Auch gibt es in unserer Region einige L1 Judges, die sich sehr wohl in ihrer Rolle fühlen. Mit dem L1 Refresher-Test versuchen wir das Wissen und Können dieser Judges auf angemessenem Niveau zu halten. Auch durch verschiedene kleine Projekte können und sollten wir mehr auf diese Judges eingehen, um eine gewisse Sensibilität und Bewusstsein für verschiedene Themen zu bieten.

Gibt es noch irgendwelche Tipps, Erfahrungen oder Ansporn, die du mit uns teilen möchtest?

Das Geheimnis des Judge-Daseins besteht darin, sich auszuprobieren, neue Erfahrungen zu sammeln und neue Fähigkeiten zu erlernen. Es gibt kaum ein Umfeld, wo man so viel Unterstützung bekommt. Man kann unglaublich viel aus dem Judge-Programm rausholen, was nicht mit Geld oder sonstigem zu vergleichen ist. Mein größter Tipp an jeden Judge ist daher: Werde dir klar, was du von dem Judge-Programm möchtest. Was motiviert dich, was begeistert dich, was möchtest du zurückbekommen?

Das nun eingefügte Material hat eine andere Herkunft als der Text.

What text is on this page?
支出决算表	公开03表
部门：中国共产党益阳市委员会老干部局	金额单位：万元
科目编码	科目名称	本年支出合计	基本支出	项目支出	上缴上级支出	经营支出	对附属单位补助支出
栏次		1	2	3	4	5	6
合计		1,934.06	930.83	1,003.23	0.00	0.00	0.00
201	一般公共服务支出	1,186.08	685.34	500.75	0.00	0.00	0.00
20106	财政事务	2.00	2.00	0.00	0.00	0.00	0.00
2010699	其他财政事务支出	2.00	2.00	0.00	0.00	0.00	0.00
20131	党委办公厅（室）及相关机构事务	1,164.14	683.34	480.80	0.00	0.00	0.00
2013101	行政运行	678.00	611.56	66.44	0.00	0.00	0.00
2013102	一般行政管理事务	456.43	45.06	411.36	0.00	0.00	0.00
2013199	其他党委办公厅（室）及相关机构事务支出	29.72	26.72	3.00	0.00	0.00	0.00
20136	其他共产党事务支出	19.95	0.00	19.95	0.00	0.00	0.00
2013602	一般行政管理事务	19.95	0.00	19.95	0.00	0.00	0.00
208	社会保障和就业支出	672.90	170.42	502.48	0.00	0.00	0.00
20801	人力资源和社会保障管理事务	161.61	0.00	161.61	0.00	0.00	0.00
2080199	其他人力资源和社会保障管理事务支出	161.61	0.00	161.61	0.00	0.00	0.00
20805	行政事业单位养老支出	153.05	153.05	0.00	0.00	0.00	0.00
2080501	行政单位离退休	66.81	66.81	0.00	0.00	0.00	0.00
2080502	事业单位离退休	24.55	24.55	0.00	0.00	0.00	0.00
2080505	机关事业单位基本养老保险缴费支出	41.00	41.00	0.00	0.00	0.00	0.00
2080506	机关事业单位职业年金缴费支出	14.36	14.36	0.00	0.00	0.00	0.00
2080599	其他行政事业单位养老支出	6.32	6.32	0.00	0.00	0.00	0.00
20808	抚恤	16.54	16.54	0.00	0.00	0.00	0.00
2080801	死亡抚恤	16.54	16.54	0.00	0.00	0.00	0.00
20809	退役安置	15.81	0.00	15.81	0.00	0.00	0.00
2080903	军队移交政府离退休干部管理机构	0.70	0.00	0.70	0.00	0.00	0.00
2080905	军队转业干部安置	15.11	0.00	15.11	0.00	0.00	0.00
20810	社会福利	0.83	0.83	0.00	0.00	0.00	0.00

Es braucht Erfahrung zu lernen, was einem Spaß macht, was die eigenen Stärken und Schwächen sind. Aber wenn man es gelernt hat, dann kann man sich das Leben viel leichter machen, indem man Aufgaben an andere übergibt, die das besser können, mehr Spaß daran haben. Im Gegenzug hat man mehr Kapazität dafür, andere Aufgaben zu übernehmen, die einem besser liegen.

Alles was euch zum Nachdenken bringt, Probleme, Sinnkrisen, Motivationstiefs… Das gehört dazu. Wir sind immer sehr stark auf uns selber konzentriert, aber es bringt viel, dass man bei Zweifeln und Problemen darüber spricht. Das könnt ihr mit mir, das ist mein Job als RC, oder mit anderen Judges eures Vertrauens. Ihr seid nicht allein und in unserer Community gibt es mit sehr hoher Wahrscheinlichkeit jemanden, der euch bei euren Problemen oder Fragen gut unterstützen kann und wird. Manchmal reicht schon das Wissen, dass man nicht alleine ist, um mit Situationen besser umgehen zu können.

Der Judge, der sich vernachlässigt oder übersehen fühlt, ist nur eine Discord-Nachricht oder eine E-mail entfernt von Zuspruch oder Hilfe. Negatives in sich reinzufressen und niemandem zu erzählen, was los ist, ist keine Lösung – vielleicht ist das ein Lernschritt, den wir momentan als nächstes machen müssen.